🤖 AI Summary
This work addresses a critical security vulnerability in text-to-image models wherein adversaries exploit the models’ text-rendering capabilities to embed harmful content—such as forged documents—while evading existing defenses that struggle to simultaneously preserve character-level fidelity and effectively block malicious outputs. The authors propose Etch, a black-box attack framework that formalizes, for the first time, the “engraving jailbreak” paradigm. Etch employs a three-stage disentangled strategy—semantic camouflage, visual-spatial anchoring, and font encoding—and leverages zeroth-order optimization guided by vision-language model feedback to iteratively refine prompts without access to internal model parameters. Evaluated across seven state-of-the-art models and two benchmarks, Etch achieves an average attack success rate of 65.57%, peaking at 91.00%, substantially outperforming current baselines and exposing a fundamental blind spot in multimodal safety alignment regarding layout-aware perception.
📝 Abstract
Modern text-to-image (T2I) models can now render legible, paragraph-length text, enabling a fundamentally new class of misuse. We identify and formalize the inscriptive jailbreak, where an adversary coerces a T2I system into generating images containing harmful textual payloads (e.g., fraudulent documents) embedded within visually benign scenes. Unlike traditional depictive jailbreaks that elicit visually objectionable imagery, inscriptive attacks weaponize the text-rendering capability itself. Because existing jailbreak techniques are designed for coarse visual manipulation, they struggle to bypass multi-stage safety filters while maintaining character-level fidelity. To expose this vulnerability, we propose Etch, a black-box attack framework that decomposes the adversarial prompt into three functionally orthogonal layers: semantic camouflage, visual-spatial anchoring, and typographic encoding.
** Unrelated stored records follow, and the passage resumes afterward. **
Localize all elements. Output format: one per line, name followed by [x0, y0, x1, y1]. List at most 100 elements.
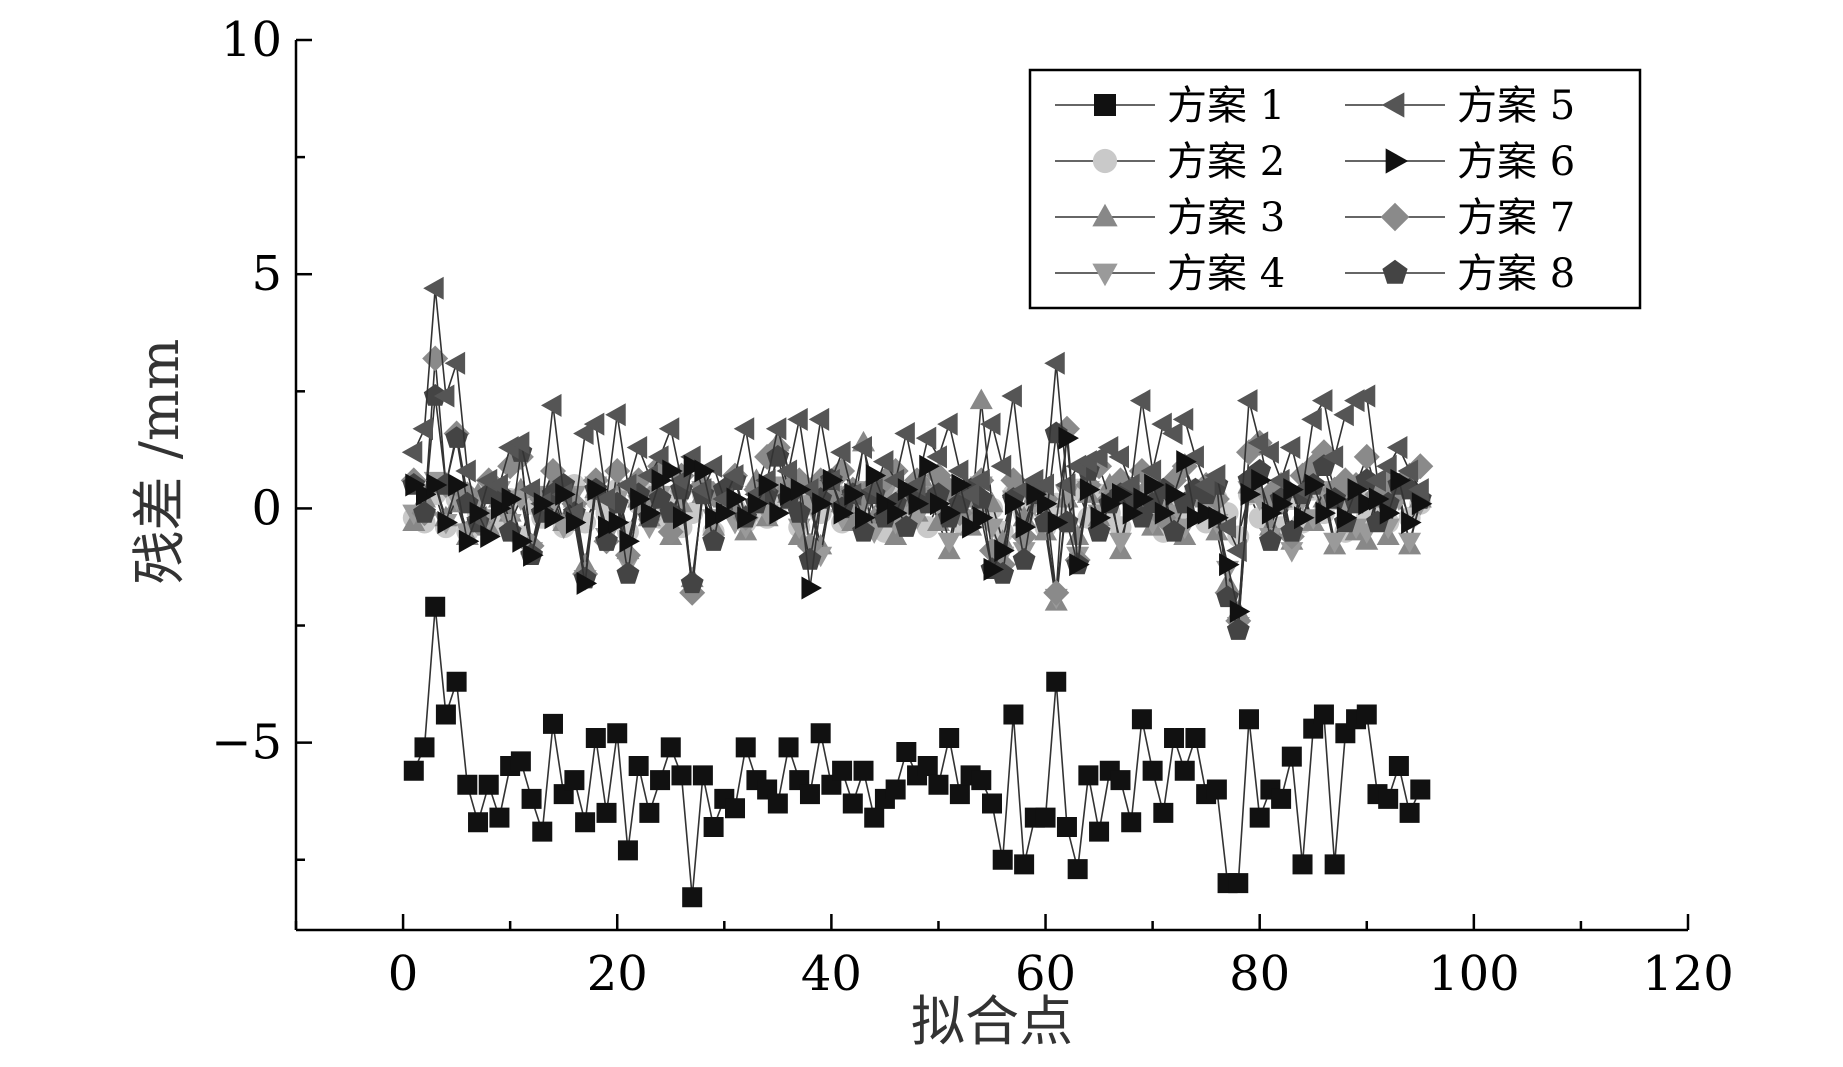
series-6-point [619, 529, 640, 553]
series-1-point [1399, 802, 1420, 823]
series-6 [405, 426, 1433, 623]
series-6-point [1015, 515, 1037, 539]
series-1-point [542, 713, 563, 734]
y-tick-label: 0 [251, 480, 282, 536]
series-4-point [787, 518, 811, 540]
series-1-point [1313, 704, 1334, 725]
series-8-point [616, 562, 640, 584]
series-5-point [1087, 445, 1108, 469]
series-1-point [832, 760, 853, 781]
series-6-point [490, 496, 512, 520]
x-tick-label: 40 [801, 946, 862, 1002]
series-5-point [583, 412, 605, 436]
series-6-point [1186, 506, 1208, 530]
series-6-point [662, 459, 683, 483]
series-7-point [1043, 579, 1070, 606]
series-1-point [575, 812, 596, 833]
legend-item-5: 方案 5 [1345, 83, 1575, 129]
series-6-point [501, 487, 523, 511]
series-5-point [1258, 440, 1279, 464]
series-6-point [1358, 492, 1379, 516]
legend-label: 方案 1 [1167, 83, 1285, 129]
series-5-point [401, 440, 423, 464]
series-1-point [1378, 788, 1399, 809]
series-5-point [990, 454, 1012, 478]
series-6-point [1272, 492, 1294, 516]
series-5-point [1397, 459, 1419, 483]
series-1-point [489, 807, 510, 828]
series-6-point [469, 501, 491, 525]
legend-marker [1382, 259, 1408, 284]
series-1-point [457, 774, 478, 795]
series-5-point [1365, 468, 1386, 492]
series-1-point [949, 784, 970, 805]
series-6-point [897, 478, 919, 502]
series-1 [403, 596, 1431, 908]
series-6-point [405, 473, 426, 497]
series-6-point [972, 506, 994, 530]
series-5-point [947, 459, 969, 483]
series-1-point [1046, 671, 1067, 692]
series-4-point [1323, 532, 1347, 554]
x-axis-title: 拟合点 [911, 990, 1073, 1053]
series-1-point [639, 802, 660, 823]
series-1-point [992, 849, 1013, 870]
series-6-point [1037, 492, 1058, 516]
legend-item-1: 方案 1 [1055, 83, 1285, 129]
series-1-point [939, 727, 960, 748]
series-6-point [415, 482, 437, 506]
series-6-point [1133, 487, 1154, 511]
series-1-point [617, 840, 638, 861]
series-6-point [1368, 487, 1390, 511]
series-6-point [523, 543, 544, 567]
series-6-point [458, 529, 480, 553]
series-6-point [683, 454, 705, 478]
series-6-point [1026, 482, 1047, 506]
series-6-point [1229, 599, 1251, 623]
series-6-point [544, 506, 565, 530]
series-5-point [1247, 431, 1269, 455]
series-6-point [887, 501, 908, 525]
series-6-point [705, 506, 726, 530]
series-6-point [1165, 482, 1187, 506]
series-5-point [1301, 407, 1322, 431]
series-5-point [1215, 515, 1237, 539]
series-6-point [630, 487, 651, 511]
legend-item-7: 方案 7 [1345, 195, 1575, 241]
series-6-point [908, 492, 930, 516]
series-5-point [1140, 459, 1162, 483]
series-1-point [1121, 812, 1142, 833]
series-6-point [448, 473, 469, 497]
series-1-point [703, 816, 724, 837]
series-1-point [799, 784, 820, 805]
legend-marker [1092, 263, 1118, 287]
series-1-point [1249, 807, 1270, 828]
series-4-point [1398, 532, 1422, 554]
series-1-point [521, 788, 542, 809]
series-5-point [1322, 445, 1344, 469]
x-tick-label: 120 [1642, 946, 1734, 1002]
series-1-point [478, 774, 499, 795]
series-6-point [994, 539, 1015, 563]
series-8-point [445, 426, 468, 448]
series-1-point [1078, 765, 1099, 786]
series-1-point [1206, 779, 1227, 800]
series-6-point [876, 492, 897, 516]
series-1-point [414, 737, 435, 758]
series-6-point [1208, 506, 1229, 530]
series-5-point [1333, 403, 1354, 427]
y-tick-label: 10 [221, 12, 282, 68]
series-5-point [444, 351, 466, 375]
legend-label: 方案 5 [1457, 83, 1575, 129]
series-6-point [1047, 510, 1069, 534]
series-6-point [855, 506, 876, 530]
series-6-point [758, 473, 780, 497]
series-1-point [1110, 770, 1131, 791]
series-6-point [555, 482, 576, 506]
series-6-point [640, 501, 662, 525]
series-3-point [969, 388, 993, 410]
series-5-point [915, 426, 937, 450]
series-6-point [822, 468, 844, 492]
series-4-point [1108, 532, 1132, 554]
This decomposition reduces joint optimization over the full prompt space to tractable sub-problems, which are iteratively refined through a zero-order loop. In this process, a vision-language model critiques each generated image, localizes failures to specific layers, and prescribes targeted revisions. Extensive evaluations across 7 models on the 2 benchmarks demonstrate that Etch achieves an average attack success rate of 65.57% (peaking at 91.00%), significantly outperforming existing baselines. Our results reveal a critical blind spot in current T2I safety alignments and underscore the urgent need for typography-aware defense multimodal mechanisms.